In February 2022 CMPT sent a simulated tissue biopsy proficiency testing challenge with a history of a 79 year old quadriplegic, long-term care resident, with bed sore ulcer.
The sample contained a Proteus mirabilis that was susceptible to ampicillin and resistant to cefazolin.
66% or the participants reported the strain susceptible to ampicillin and resistant to cefazolin, however, 34% of the labs reported ampicillin as resistant despite obtaining low MIC values.
CMPT graded the reporting of ampicillin as resistant in this case, unacceptable. Two laboratories challenged the grade indicating their protocols would change the result of ampicillin to resistant if cefazolin tested resistant.
The Clinical Bacteriology Technical Committee reviewed the appeals and decided the grade would stand.
Below is the response to the appealing laboratories.
Thank you for your recent correspondence regarding challenge M214-2. Fundamentally, the issue lies in whether there is a resistance mechanism present to cefazolin in this organism at all.
The epidemiologic distribution of cefazolin MICs in wild-type P. mirabilis populations are significantly higher than for E. coli, on which the newest breakpoints were primarily based. In CLSI’s rationale for the testing breakpoint change to the current values in 2010, they point out, “Even wild-type P. mirabilis is less susceptible to cefazolin and first-generation cephalosporins in general. The modal MIC of wild-type P. mirabilis is 4 mg/L, compared with 1 mg/L for E. coli and 2 mg/L for Klebsiella species.” (1)
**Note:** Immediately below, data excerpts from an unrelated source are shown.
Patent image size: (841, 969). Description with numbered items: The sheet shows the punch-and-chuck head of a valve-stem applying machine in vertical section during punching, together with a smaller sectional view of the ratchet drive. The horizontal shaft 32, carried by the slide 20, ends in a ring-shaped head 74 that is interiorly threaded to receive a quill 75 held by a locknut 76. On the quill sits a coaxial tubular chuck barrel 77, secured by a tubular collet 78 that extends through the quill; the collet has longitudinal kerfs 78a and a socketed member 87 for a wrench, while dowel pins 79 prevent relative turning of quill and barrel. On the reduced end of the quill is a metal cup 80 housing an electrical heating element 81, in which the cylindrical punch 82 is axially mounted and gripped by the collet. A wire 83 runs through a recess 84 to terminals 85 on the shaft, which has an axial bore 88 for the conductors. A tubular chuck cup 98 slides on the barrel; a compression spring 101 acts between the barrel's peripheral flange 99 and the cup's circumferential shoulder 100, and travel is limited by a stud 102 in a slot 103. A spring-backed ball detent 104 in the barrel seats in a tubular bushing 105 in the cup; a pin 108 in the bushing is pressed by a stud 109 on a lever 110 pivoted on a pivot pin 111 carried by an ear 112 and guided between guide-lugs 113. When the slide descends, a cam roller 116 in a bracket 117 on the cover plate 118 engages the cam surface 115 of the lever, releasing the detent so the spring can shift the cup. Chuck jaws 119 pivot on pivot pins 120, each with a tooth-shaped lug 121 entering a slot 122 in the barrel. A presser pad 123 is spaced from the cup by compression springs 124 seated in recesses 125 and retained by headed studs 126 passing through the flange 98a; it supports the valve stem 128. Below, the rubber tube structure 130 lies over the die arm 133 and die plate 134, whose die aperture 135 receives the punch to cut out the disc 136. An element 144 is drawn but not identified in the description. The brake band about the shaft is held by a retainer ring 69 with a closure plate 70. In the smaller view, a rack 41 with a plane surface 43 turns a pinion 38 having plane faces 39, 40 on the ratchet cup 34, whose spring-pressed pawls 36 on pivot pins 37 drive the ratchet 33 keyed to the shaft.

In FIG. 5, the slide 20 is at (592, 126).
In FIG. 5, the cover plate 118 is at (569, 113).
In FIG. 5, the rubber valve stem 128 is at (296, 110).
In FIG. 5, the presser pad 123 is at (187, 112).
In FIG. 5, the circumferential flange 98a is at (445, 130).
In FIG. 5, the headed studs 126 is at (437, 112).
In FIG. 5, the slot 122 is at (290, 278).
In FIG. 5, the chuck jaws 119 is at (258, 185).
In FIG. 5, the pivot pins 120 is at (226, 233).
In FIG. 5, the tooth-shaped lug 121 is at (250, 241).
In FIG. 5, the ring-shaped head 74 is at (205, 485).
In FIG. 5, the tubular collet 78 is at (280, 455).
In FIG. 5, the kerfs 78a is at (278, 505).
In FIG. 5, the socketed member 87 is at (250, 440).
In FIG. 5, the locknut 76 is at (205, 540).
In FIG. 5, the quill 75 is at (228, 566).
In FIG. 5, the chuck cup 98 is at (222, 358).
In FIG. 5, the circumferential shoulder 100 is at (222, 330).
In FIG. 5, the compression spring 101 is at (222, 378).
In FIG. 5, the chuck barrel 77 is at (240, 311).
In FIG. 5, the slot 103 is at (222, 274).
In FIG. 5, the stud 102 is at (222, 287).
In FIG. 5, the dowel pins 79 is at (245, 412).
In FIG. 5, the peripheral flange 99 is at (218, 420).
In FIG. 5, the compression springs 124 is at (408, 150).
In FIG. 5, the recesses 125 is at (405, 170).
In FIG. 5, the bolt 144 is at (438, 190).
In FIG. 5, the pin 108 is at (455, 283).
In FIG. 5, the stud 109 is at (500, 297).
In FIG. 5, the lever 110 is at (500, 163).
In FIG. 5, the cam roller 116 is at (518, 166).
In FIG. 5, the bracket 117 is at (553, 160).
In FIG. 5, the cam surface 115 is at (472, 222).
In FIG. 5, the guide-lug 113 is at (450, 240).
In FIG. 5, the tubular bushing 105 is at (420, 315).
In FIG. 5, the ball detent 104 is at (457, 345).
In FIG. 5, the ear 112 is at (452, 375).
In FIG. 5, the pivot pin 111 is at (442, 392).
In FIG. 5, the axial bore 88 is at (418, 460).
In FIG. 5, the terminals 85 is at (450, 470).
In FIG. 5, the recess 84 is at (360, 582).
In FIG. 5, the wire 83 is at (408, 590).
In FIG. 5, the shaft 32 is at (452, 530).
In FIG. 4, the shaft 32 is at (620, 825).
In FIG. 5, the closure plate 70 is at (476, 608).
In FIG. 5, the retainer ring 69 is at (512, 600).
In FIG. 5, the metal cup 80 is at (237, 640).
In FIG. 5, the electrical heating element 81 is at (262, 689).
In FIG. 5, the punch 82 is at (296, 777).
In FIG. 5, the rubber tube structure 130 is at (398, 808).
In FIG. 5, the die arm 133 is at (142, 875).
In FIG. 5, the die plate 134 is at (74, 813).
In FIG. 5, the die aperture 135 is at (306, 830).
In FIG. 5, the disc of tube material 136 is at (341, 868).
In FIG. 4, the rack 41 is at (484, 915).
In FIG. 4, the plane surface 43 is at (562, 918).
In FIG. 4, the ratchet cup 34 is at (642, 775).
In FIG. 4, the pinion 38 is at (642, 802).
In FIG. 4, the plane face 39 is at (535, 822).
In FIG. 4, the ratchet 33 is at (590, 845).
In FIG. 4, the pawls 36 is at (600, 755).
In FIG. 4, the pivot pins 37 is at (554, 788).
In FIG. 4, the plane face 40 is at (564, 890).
This is further borne out by the epidemiological data publicly available at http://mic.eucast.org. The wild-type populations of P. mirabilis have higher MICs against cefazolin than E. coli, in the absence of any resistance mechanism. This same MIC elevation is not seen with ampicillin against P. mirabilis. The calculated epidemiologic cut-off value for P. mirabilis against cefazolin is 8 mg/L, which would be considered resistant given the CLSI current breakpoints.
Furthermore, the data in CLSI’s rationale for the testing breakpoint change indicates that >96% of ampicillin-susceptible P. mirabilis isolates test non-susceptible (I or R) to cefazolin. (1) Given this, reflexively flipping the ampicillin interpretation to match the cefazolin interpretation would generate a tremendous number of major errors and inappropriately limit the use of ampicillin in highly susceptible, wild-type isolates, which would be injurious to antimicrobial stewardship.
Given the above, the committee maintains its position, consistent with CLSI guidelines, that ampicillin should be reported independently of cefazolin, particularly in the context of P. mirabilis, and should be based on the interpretive breakpoints outlined by CLSI in their most recent guidance document. As such, we regret to inform you that the committee will not be changing the grading for this challenge.